Residents involved in the Whittier Community Care Group, a mutual aid program that began at the start of the pandemic, raised funds to install two portable toilets and a handwashing station to provide hygiene services to those living at the Stevens Avenue encampment. The group had hoped to bypass bureaucracy to provide basic services, but said they had their permit blocked by the city. The group saw the portable toilets, which cost about $145 per week each, as a simple way to provide assistance to those in need, and they solicited dozens of small donations to fund the initiative on social media.
The city initially issued a permit for the portable toilets in error when an employee mistook the application for an internal request related to hygiene stations for unsheltered people and rescinded the permit after realizing it came from a private group, according to spokesperson Sarah McKenzie.
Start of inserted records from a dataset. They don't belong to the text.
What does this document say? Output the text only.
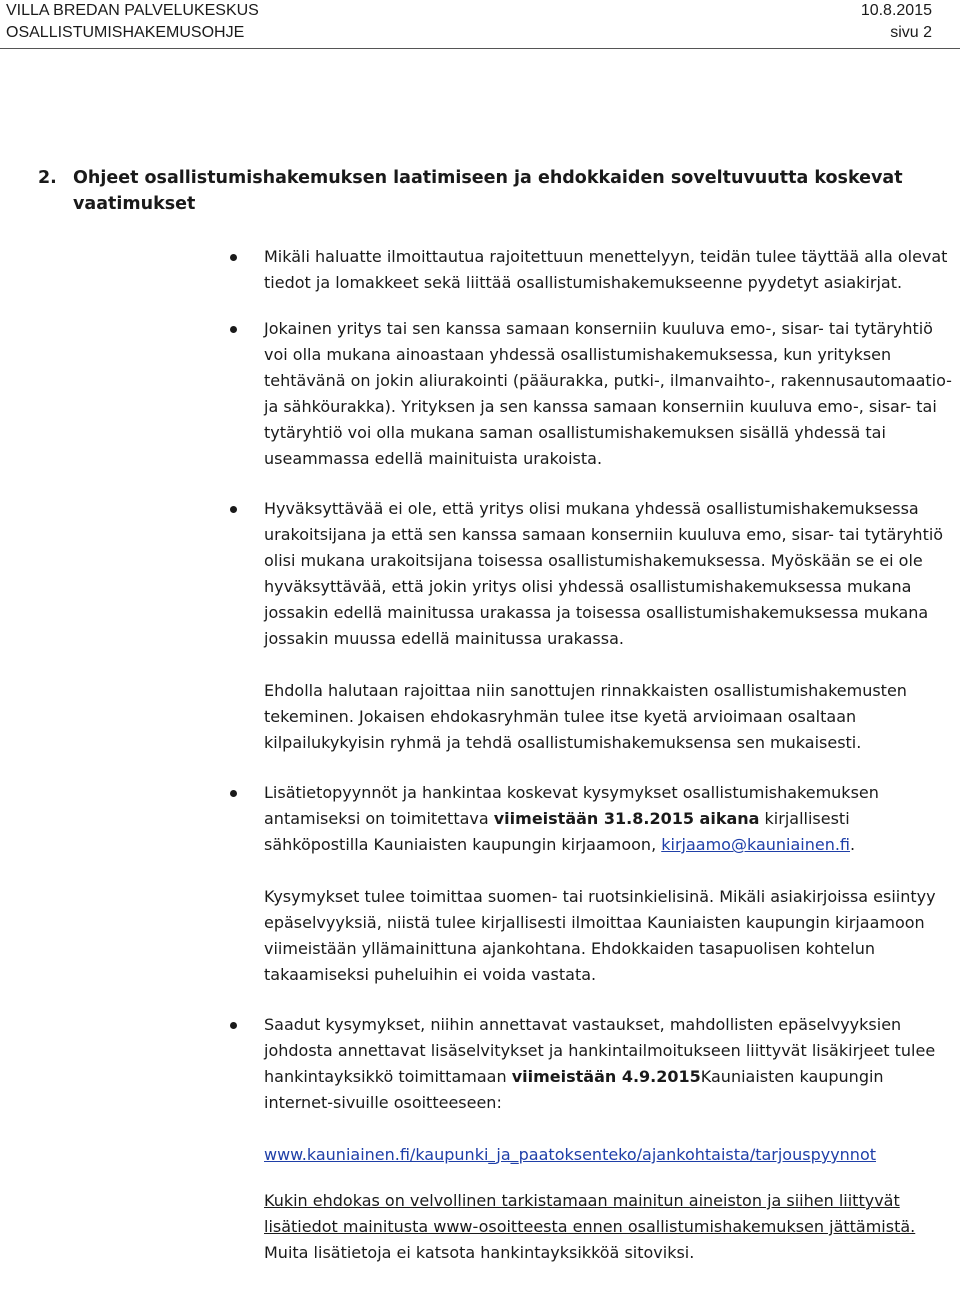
VILLA BREDAN PALVELUKESKUS	10.8.2015
OSALLISTUMISHAKEMUSOHJE	sivu 2
2. Ohjeet osallistumishakemuksen laatimiseen ja ehdokkaiden soveltuvuutta koskevat vaatimukset

Mikäli haluatte ilmoittautua rajoitettuun menettelyyn, teidän tulee täyttää alla olevat tiedot ja lomakkeet sekä liittää osallistumishakemukseenne pyydetyt asiakirjat.

Jokainen yritys tai sen kanssa samaan konserniin kuuluva emo-, sisar- tai tytäryhtiö voi olla mukana ainoastaan yhdessä osallistumishakemuksessa, kun yrityksen tehtävänä on jokin aliurakointi (pääurakka, putki-, ilmanvaihto-, rakennusautomaatio- ja sähköurakka). Yrityksen ja sen kanssa samaan konserniin kuuluva emo-, sisar- tai tytäryhtiö voi olla mukana saman osallistumishakemuksen sisällä yhdessä tai useammassa edellä mainituista urakoista.

Hyväksyttävää ei ole, että yritys olisi mukana yhdessä osallistumishakemuksessa urakoitsijana ja että sen kanssa samaan konserniin kuuluva emo, sisar- tai tytäryhtiö olisi mukana urakoitsijana toisessa osallistumishakemuksessa. Myöskään se ei ole hyväksyttävää, että jokin yritys olisi yhdessä osallistumishakemuksessa mukana jossakin edellä mainitussa urakassa ja toisessa osallistumishakemuksessa mukana jossakin muussa edellä mainitussa urakassa.

Ehdolla halutaan rajoittaa niin sanottujen rinnakkaisten osallistumishakemusten tekeminen. Jokaisen ehdokasryhmän tulee itse kyetä arvioimaan osaltaan kilpailukykyisin ryhmä ja tehdä osallistumishakemuksensa sen mukaisesti.

Lisätietopyynnöt ja hankintaa koskevat kysymykset osallistumishakemuksen antamiseksi on toimitettava viimeistään 31.8.2015 aikana kirjallisesti sähköpostilla Kauniaisten kaupungin kirjaamoon, kirjaamo@kauniainen.fi.

Kysymykset tulee toimittaa suomen- tai ruotsinkielisinä. Mikäli asiakirjoissa esiintyy epäselvyyksiä, niistä tulee kirjallisesti ilmoittaa Kauniaisten kaupungin kirjaamoon viimeistään yllämainittuna ajankohtana. Ehdokkaiden tasapuolisen kohtelun takaamiseksi puheluihin ei voida vastata.

Saadut kysymykset, niihin annettavat vastaukset, mahdollisten epäselvyyksien johdosta annettavat lisäselvitykset ja hankintailmoitukseen liittyvät lisäkirjeet tulee hankintayksikkö toimittamaan viimeistään 4.9.2015Kauniaisten kaupungin internet-sivuille osoitteeseen:

www.kauniainen.fi/kaupunki_ja_paatoksenteko/ajankohtaista/tarjouspyynnot

Kukin ehdokas on velvollinen tarkistamaan mainitun aineiston ja siihen liittyvät lisätiedot mainitusta www-osoitteesta ennen osallistumishakemuksen jättämistä. Muita lisätietoja ei katsota hankintayksikköä sitoviksi.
Minneapolis does not typically issue permits for portable toilets in the public right-of-way, she said, but is currently assessing whether to change that policy to allow for this type of request.
Park Board Commissioner Brad Bourn (District 6) asked about getting a sanitation station installed near the 28th & Stevens encampment on a call with Minneapolis officials during a May 6 meeting. That land, owned by MnDOT and a private company, is near the 28th Street Tot Lot Park, which is currently closed due to the Interstate 35W construction.
Heidi Ritchie, a policy aide to Mayor Jacob Frey, said the city wanted to move forward with facilities for the area but has been working through paperwork issues.
“There are a lot of complexities around that,” Ritchie said.